Когда американцы закончили оформлять мои бумаги и мы вышли с ним из дурно пахнущего помещения (город находился на вершине депрессии, официальные учреждения не ремонтировались, воняли и разлагались изнутри), Шнеерзон ударом ноги забил за нами дверь и стукнул меня по плечу.
— Ну, Лимон, с первого вэлфэровского чека с тебя бутылка!
Я отметил, что выглядит он радостно, как адвокат, выигравший трудный процесс. В глубине рта светились в пене слюны полусъеденные металлические зубы.
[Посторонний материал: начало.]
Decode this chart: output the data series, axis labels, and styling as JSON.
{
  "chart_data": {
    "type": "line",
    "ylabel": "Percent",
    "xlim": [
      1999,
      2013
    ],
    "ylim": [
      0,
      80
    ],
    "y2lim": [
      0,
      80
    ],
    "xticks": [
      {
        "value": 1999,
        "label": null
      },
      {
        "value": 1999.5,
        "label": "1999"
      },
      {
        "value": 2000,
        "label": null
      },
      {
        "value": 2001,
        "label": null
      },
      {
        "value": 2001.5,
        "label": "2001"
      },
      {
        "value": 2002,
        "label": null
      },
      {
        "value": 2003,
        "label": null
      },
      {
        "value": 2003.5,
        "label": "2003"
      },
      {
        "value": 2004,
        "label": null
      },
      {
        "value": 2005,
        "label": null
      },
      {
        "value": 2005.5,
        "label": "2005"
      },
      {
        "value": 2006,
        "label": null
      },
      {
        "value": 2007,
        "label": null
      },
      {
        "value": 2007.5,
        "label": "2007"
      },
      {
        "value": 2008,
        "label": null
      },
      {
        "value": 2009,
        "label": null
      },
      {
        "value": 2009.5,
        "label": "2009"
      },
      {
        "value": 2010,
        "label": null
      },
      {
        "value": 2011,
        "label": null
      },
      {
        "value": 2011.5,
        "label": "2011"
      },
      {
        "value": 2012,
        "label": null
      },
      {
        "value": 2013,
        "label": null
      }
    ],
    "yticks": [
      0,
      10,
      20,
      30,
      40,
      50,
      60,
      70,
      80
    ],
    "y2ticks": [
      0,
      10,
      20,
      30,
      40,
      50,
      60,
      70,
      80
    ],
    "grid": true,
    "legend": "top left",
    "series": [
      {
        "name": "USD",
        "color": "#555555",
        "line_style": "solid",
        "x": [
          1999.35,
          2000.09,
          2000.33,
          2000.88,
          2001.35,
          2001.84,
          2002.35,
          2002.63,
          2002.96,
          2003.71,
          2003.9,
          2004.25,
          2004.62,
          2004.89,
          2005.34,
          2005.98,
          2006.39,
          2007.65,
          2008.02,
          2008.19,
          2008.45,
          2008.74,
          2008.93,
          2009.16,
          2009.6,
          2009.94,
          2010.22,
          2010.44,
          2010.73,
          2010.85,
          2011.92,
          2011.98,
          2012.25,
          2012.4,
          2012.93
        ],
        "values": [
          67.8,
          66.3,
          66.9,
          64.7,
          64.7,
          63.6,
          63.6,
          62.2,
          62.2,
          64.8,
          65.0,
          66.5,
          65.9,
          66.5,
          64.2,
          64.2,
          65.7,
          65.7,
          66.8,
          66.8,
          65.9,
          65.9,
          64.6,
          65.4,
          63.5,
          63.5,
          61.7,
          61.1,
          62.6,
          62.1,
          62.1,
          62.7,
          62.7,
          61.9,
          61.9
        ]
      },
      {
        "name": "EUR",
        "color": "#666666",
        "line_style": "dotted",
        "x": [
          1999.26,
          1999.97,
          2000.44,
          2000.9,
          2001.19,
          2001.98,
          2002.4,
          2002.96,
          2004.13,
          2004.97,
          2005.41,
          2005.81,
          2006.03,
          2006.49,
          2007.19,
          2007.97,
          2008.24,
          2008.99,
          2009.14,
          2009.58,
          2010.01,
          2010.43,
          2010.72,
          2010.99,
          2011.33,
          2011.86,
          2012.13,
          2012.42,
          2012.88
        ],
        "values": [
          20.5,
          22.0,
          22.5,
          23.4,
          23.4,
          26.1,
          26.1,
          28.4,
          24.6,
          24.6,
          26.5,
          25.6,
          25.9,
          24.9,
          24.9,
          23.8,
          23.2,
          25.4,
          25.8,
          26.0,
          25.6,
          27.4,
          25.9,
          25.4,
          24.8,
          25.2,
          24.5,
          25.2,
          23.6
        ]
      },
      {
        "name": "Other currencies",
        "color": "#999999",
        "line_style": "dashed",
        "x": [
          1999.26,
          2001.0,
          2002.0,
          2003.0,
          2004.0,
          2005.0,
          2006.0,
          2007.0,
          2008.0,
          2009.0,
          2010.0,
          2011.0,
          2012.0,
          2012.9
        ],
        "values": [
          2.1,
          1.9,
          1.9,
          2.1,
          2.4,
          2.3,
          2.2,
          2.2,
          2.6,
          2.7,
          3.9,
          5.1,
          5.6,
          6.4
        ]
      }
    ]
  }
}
Сердце мое (или что там, какой орган тела отвечает за благодарность?) было переполнено благодарностью к Шнеерзону. Расцеловать монстра я бы и тогда не отважился, но я был очень-очень благодарен ему за то, что он спас меня от необходимости, нет, не работать… Работы я никогда не боялся и выполнял разнообразные работы в моей жизни с готовностью и энергичным самозабвением. Шнеерзон спас меня от необходимости видеть людей. Я никогда не мог находиться с людьми долго, они меня утомляли. С ними нужно было разговаривать, отвечать, видеть их, реагировать на них. Поэтому я обычно дольше удерживался на нелюдимых работах. Поэтому на заводе я всегда напрашивался на третьи смены. В несчастьях же я вообще предпочитал спрятаться. С welfare мне предстояло лишь два раза в месяц являться в оффис на Бродвее для получения чеков. И раз в шесть месяцев меня вызывали для краткой беседы, служившей целью поднять мою мораль, разбудить меня. «Ищете ли вы работу, мистер Савенко?»
— Sure, miss, I look for job. I very look for job.
Впоследствии мне пришлось скрывать от вэлферовских инспекторов свои неуклонно увеличивающиеся знания английского. «Я не понимаю». Инспектор, когда ему надоедала эта комедия, позволял себе заявить (впрочем, беззлобно, с улыбкой): «Вы врете, мистер Савенко, вы все понимаете». «No, I don't understand!» — гнул я свою линию…
Ни хуя я не «look for job». Я распил со Шиеерзоном бутылку, и позже мы распили с ним еще немало бутылок. Я стал называть его Леша, привык к его физиономии, не вздрагивал от его клокочущего смеха и даже стал участвовать в его аферах. «Раз мы уже здесь, надо делать деньги, ребята. В Америке все делают деньги!» Ребята, то есть я и полусонный Эдик Брутт — ниточка усов под носом, — сидели у Эдика на кровати, комната Эдика была угловая и потому, может быть, восемь квадратных метров, в то время как моя — шесть метров.
— Думайте! — Шнеерзон снял очки (они были перебинтованы у переносицы, и одно стекло пересекала лучистая трещина), чтобы пальцем смазать со стекла только что брызнувшую на них помидорную материю — сок и склизкие зернышки. Я забыл упомянуть, что он был не только косоглаз, но и близорук.